28/06/2003
Número - 321


 
Bruno Kampel



O DEDO NA CHAGA
 

 Os profetas da globalização desenfundam seus hipnotizantes discursos nutridos com pútridos aforismos que disfarçam sua verdadeira e cruel sintaxe dodecafônica, enquanto governos esdrúxulos alugam o seu silêncio cúmplice e fornecem as ferramentas que desparafusam os andaimes do tambaleante edifício social, ao passo que o eco da injustiça hereditária explode em metáforas antagônicas ao despertar da insensatez tecnológica, a qual, galopando pelos índices bursáteis, desenha no rosto dos que tudo podem um ríctus de desprezo ilimitado e maldade intransigente.
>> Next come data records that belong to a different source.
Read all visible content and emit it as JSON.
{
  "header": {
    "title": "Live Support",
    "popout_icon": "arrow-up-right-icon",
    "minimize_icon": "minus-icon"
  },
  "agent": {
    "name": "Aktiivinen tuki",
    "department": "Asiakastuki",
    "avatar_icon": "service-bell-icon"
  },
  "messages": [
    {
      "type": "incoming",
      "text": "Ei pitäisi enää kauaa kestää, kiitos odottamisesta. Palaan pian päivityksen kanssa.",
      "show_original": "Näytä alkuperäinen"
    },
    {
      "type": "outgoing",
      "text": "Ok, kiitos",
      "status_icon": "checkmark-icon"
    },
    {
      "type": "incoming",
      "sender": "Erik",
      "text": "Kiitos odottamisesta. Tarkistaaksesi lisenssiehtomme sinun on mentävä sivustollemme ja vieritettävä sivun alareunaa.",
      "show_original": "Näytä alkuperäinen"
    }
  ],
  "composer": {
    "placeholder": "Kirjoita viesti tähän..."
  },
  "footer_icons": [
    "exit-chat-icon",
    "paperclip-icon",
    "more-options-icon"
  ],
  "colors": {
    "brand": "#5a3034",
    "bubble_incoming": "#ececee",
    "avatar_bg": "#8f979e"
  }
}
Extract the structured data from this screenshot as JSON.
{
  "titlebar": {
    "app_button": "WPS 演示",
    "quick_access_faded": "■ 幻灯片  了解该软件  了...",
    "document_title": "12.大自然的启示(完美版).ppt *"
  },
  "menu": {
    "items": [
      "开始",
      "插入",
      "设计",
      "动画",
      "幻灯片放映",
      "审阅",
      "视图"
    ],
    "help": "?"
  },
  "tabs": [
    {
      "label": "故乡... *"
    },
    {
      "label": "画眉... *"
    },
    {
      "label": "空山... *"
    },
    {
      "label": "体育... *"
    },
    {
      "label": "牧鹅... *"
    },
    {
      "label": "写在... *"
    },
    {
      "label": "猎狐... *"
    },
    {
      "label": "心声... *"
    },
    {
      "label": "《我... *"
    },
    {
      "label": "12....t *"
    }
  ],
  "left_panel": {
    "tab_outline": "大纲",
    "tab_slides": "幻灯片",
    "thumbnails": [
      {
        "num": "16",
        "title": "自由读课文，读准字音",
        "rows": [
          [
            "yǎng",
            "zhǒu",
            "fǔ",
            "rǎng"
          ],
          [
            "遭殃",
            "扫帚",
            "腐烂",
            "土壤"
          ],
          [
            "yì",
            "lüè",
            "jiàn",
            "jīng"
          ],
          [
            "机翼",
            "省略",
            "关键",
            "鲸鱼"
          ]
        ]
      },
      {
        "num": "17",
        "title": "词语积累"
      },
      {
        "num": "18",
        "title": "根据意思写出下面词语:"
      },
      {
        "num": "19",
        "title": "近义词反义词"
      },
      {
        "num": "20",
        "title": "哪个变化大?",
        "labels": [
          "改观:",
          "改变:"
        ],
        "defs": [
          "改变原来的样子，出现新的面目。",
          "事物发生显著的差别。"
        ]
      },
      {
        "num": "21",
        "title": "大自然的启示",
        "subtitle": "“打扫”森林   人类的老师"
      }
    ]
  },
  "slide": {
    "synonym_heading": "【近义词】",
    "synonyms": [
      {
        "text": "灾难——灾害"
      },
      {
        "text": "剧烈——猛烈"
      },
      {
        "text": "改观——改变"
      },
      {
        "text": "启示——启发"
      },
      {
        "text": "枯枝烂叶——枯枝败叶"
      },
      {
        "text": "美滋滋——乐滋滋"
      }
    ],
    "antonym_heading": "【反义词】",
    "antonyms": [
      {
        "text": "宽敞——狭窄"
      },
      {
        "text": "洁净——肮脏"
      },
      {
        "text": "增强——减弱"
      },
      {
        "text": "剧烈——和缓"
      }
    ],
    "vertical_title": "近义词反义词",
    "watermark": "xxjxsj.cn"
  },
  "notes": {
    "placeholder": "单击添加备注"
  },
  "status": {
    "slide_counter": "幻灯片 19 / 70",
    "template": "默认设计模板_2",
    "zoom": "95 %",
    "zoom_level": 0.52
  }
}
Noutra esquina do pântano social, a abundância, agarrada com unhas e dentes às leis irracionais que a favorecem, ri-se às gargalhadas dos pobres e humildes escravos, que anônimos como a desgraça alheia e encolhidos como o estômago vazio, suam de frio enquanto rezam seus desvalorizados pleonasmos de esperança.
Ante a macro-ignomínia que nos avassala; frente à globalização da insolidaridade que nos acua; diante da cumplicidade dos que tendo recebido o mandato de defender-nos fazem exatamente o contrário, não valem vómitos de repulsa nem gritos de raiva nem coartadas salvadoras ou consignas talhadas em pedras filosofais, mas afiados gestos eruditos reptando aos fatos desprezíveis que avançam pisando a bainha da nossa finita paciência.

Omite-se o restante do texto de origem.